Another critical – and time-consuming and inefficient – process is scheduling. Phone calls and making appointments in the office are a dying breed. As with payments, the technology has been around for a while to make scheduling all-digital and text-based, but many practices saw no urgent need to upgrade. Again, that’s changed.
Even patient communication, once the domain of the telephone call and voicemail message, are moving quickly to the way most of us already communicate in our daily lives – texting.
There’s a lot more to running a veterinary practice, as any vet will tell you. I’m just presenting a few of the most time-consuming and costly business processes to demonstrate the trend of digital transformation in pet buying and vet care brought on by the COVID-19 crisis.
Things are looking up, but we’re not out of the woods yet
While the slowdown in new COVID-19 cases we are seeing nationwide is great news on one hand, there is still a lot of uncertainty in the market and the economy. The lack of a 2nd stimulus package from the Federal Government has the possibility reducing pet parents’ disposable income and reducing the amount of money available for animal health.

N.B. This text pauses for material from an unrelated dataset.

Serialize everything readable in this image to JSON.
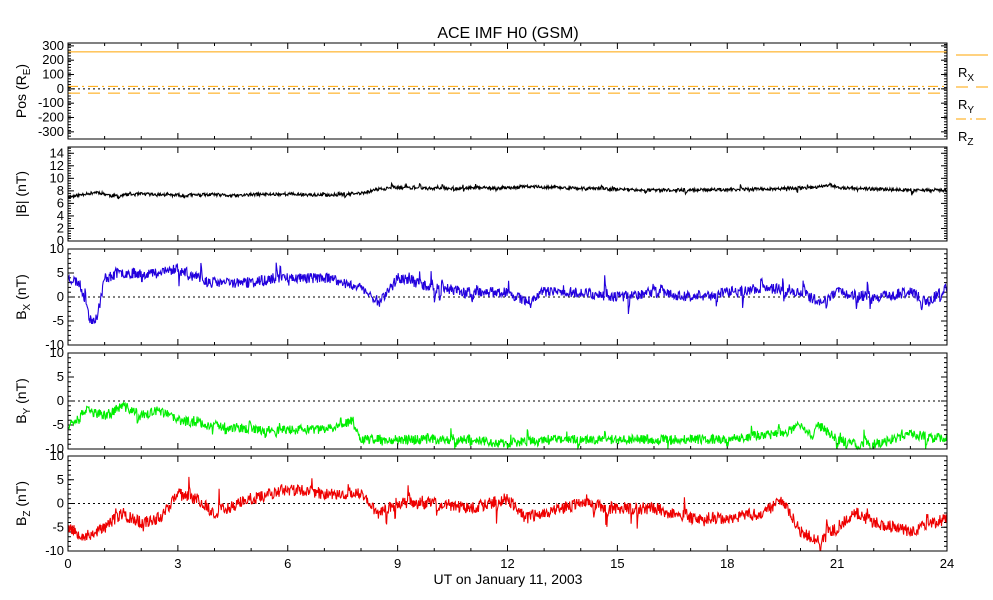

We have still a long way to go before we get back to where we were at the beginning of March. There are physical, financial and psychological hurdles to be dealt with and overcome. The previously “normal” veterinary experience is gone forever, and we all have to come to terms with that.
But none of this explains why pet parents in the west are spending more on pet buying and their pets’ care than their counterparts in the east. As Chris Matyszczyk so eloquently put it in his recent article on this topic “That’s the thing with data. It offers you lovely numbers far more often than it offers you reasons.”